Is It Offensive To Salt Your Food?

To salt or not to salt, that is the question

Welcome to Asking for a Friend, ladies and gents! As the only member of TT's editorial staff to have suffered through cotillion classes (here's to you, Texas), I'll be weighing in on our readers' toughest and most puzzling etiquette debacles. Should you be debating whether or not to slip that cute waitress your digits or count yourself among the painfully silverware-inept, I got you, friend. Just call me . . . Miss Conduct.

For our very first question, we dove into the depths of the Internet—aka we leafed through a few Quora feeds—to uncover an all-too-common debacle: the politics of pre-seasoning.

Growing up, my grandmother expressed frustration over my grandfather salting his food before he had a chance to take a bite. He'd even sprinkle a bit of salt on a sliced tomato resting on a salty strip of lox on an "everything" bagel!

Decades later, I'm constantly rebuking my husband for placing a thick veneer of coarsely ground pepper on everything I cook, whether it be pungent green curry, delicate clam sauce, fresh salads or salmon spread.

I feel it's rude to add salt and pepper before trying a dish. What are your thoughts?

We've all heard the story. A business tycoon takes a worthy applicant out to lunch at a nice restaurant. If he catches the job seeker salting his food before tasting it, he immediately cuts the poor chump loose. Why? Because the big wig sees this practice as a sign of impulsiveness, untrustworthiness and disrespect. And while the story's true origins are unknown—it's been attributed to IBM's Thomas J. Watson, Henry Ford, Thomas Edison, J. C. Penney and even General Douglas MacArthur—the message is clear: Those worth their salt should never pre-salt.

Well, almost never.

The truth is it all depends on the circumstances: what kind of restaurant you're in, what you're eating, what time of day it is, whether or not your dinner date is a Virgo, etc. Here are six simple rules of thumb you can use to gauge your overeager seasoner's level of appropriateness.

① If your spot has salt and pepper already on the table, it's usually a good indication that no one minds you doctoring your meal to your liking.
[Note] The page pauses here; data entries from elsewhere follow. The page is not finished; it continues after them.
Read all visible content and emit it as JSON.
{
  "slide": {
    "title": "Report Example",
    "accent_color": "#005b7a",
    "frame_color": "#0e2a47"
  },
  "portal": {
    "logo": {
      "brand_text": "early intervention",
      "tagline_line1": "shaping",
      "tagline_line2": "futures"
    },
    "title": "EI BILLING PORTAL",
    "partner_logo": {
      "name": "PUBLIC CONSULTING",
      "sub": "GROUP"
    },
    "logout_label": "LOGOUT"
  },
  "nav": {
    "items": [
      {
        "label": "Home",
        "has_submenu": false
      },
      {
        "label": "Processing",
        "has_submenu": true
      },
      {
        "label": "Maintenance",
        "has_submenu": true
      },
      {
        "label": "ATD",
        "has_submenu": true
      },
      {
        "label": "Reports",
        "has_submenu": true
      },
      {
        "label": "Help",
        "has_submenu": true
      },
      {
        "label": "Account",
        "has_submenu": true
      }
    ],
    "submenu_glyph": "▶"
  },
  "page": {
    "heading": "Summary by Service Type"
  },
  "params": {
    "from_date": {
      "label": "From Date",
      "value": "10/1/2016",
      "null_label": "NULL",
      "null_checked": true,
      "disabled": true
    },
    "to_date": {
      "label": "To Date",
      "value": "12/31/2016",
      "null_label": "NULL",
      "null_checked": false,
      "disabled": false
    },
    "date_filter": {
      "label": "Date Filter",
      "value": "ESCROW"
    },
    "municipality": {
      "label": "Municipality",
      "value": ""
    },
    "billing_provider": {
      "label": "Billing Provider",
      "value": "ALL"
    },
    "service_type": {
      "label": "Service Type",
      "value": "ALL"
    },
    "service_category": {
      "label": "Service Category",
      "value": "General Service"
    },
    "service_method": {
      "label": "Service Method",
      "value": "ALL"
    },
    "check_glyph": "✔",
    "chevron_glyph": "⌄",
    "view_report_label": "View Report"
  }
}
You run the risk of offending your dining companion, but your server surely won't blink an eye.

② If you find yourself at a greasy spoon, fast-casual joint or any place with an all-you-can-eat buffet and/or drive-thru window, feel free to pass go, collect your $200 and OD on sodium.

③ Conversely, if you're at a white-tablecloth establishment (and there's no salt and pepper shakers on said tablecloth), it's best not to DIY season at all. Asking for additional accoutrements at any point during the meal tells the staff—and, more importantly, the chef—that you're not only unsatisfied with the way your dish was prepared, you also think you know better than the trained professional preparing it.

Breakfast is generally a free-for-all, seasoning-wise. There's only so much you can do with breakfast foods, and they're generally more casually prepared, served and eaten than other meals, so go to town on those sunny eggs.

⑤ If your meal is being prepared at home by your loving partner, go easy on the pre-season. Otherwise, it'll make them feel bad, and you darn well know it. Plus, the only thing worse than that fancy hopped-up chef from your fine dining fiasco is a knife-wielding SO.

⑥ Lastly, if you're out with a potential employer, err on the side of caution and leave that flank steak be. Odds are they've also heard that pre-salt parable, and in this economy, doing anything to limit your chances job-wise is dumber than demanding ketchup at a two-star Michelin.